Problem: Too much salt in soup or stew
Add a cut-up raw potato and simmer it in the soup or stew for about 30 minutes. The potato acts as a sponge, soaking up salt. Throw the potato away and serve up the soup. If you don’t have a potato for the remedy, add more unsalted liquid (water, stock, etc.), a little tomato sauce or chopped tomatoes (or something else slightly sweet), and a bit of lemon juice or vinegar to counter the saltiness.

Problem: lopsided cookies
Quickly remove fully baked cookies to cooling racks, and return under-baked ones to the oven. Time the baking carefully. Make certain that cookie sheets are staggered and not touching for best heat circulation. Best results come from heavy metal cookie sheets with shiny tops and dull undersides. And, remember, cookies are supposed to be easy!

Problem: Under-ripe fruit
To hasten ripening, if you have two or three days, place hard fruit in a brown paper bag with a ripe piece of fruit and store in a cool part of the kitchen. If you need the fruit for a dessert tonight, slice and simmer it in a favorite compatible juice, such as apple or orange. Add a touch of cinnamon or nutmeg, perhaps a bit of chopped mint and a dash of a favorite liqueur (which always makes things better), then cook until just tender. Cool the mixture, then chill. Serve with other sliced, fresh fruit, or top with a spoonful of frozen yogurt or ice cream, and no one will ever know about the problem.
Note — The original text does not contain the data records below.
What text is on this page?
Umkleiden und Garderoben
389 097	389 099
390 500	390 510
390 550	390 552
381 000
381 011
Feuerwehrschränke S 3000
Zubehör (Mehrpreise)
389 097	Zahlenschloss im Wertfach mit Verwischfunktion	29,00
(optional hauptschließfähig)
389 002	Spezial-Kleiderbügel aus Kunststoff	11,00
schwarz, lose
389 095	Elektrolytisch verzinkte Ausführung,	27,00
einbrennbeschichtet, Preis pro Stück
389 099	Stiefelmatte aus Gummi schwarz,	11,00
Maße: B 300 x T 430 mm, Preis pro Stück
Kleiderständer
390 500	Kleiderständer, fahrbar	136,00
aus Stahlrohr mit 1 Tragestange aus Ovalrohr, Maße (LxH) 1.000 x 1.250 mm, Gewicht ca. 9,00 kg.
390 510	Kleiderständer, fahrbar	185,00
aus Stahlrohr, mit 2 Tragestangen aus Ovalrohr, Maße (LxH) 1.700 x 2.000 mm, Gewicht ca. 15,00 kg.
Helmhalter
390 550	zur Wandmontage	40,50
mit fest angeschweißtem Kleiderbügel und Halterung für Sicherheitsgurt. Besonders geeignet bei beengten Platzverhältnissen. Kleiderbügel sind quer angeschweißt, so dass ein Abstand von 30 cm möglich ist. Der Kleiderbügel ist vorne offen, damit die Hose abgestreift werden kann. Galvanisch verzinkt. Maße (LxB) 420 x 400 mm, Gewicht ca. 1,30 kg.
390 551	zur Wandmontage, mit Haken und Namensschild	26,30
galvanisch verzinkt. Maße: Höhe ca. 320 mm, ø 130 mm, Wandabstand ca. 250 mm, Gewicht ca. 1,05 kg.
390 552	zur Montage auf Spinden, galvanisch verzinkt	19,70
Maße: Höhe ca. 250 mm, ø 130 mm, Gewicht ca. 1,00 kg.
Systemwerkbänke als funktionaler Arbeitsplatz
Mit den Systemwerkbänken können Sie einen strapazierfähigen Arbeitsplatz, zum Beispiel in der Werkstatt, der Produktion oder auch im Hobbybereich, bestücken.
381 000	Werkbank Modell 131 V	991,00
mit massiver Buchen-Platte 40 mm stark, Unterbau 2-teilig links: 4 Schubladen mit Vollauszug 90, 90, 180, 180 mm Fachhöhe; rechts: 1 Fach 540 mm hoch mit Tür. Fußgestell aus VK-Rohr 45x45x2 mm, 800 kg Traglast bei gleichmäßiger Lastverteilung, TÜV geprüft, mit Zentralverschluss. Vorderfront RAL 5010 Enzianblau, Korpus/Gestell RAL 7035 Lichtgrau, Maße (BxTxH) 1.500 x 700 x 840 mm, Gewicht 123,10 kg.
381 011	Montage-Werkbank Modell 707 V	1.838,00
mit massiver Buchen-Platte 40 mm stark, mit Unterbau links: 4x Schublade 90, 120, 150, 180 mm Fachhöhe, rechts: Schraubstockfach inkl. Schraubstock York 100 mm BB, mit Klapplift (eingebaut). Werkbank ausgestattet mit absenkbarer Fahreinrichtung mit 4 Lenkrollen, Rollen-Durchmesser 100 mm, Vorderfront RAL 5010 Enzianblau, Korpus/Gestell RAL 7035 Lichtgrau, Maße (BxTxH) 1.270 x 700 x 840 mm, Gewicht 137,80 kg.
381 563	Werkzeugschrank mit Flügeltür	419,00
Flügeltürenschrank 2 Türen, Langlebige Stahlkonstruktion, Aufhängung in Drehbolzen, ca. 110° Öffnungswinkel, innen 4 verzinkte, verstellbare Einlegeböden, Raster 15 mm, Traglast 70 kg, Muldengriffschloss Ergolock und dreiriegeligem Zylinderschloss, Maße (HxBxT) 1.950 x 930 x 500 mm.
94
Problem: overcooked, mushy vegetables
Almost any mushy veggie can be puréed in a blender, thickened with a touch of softened butter or yogurt, seasoned with herbs and deemed respectable on the plate. Another solution is to purée the veggies, and add some stock and seasoning to make a vegetable soup.

Problem: Falling cakes
If your cake falls in the oven, cut it into chunks and dip it in a chocolate fondue. The texture will be uneven, but that won’t matter. Use the cake for a custard bread/cake pudding. Another idea is to soak the sliced cake in a fruit-juice/liqueur sauce and top with fruit and ice cream for a dynamite dessert and an ingenious cover-up.

Problem: Fruit pies bubbling over
At the first sign of this problem, immediately place a cookie sheet on the rack underneath the pie to prevent the filling from spilling onto the oven bottom and burning. Next, place a funnel into the pie’s center so the fruit juices can rise into it to prevent the bubble-over. This might look odd, but it works.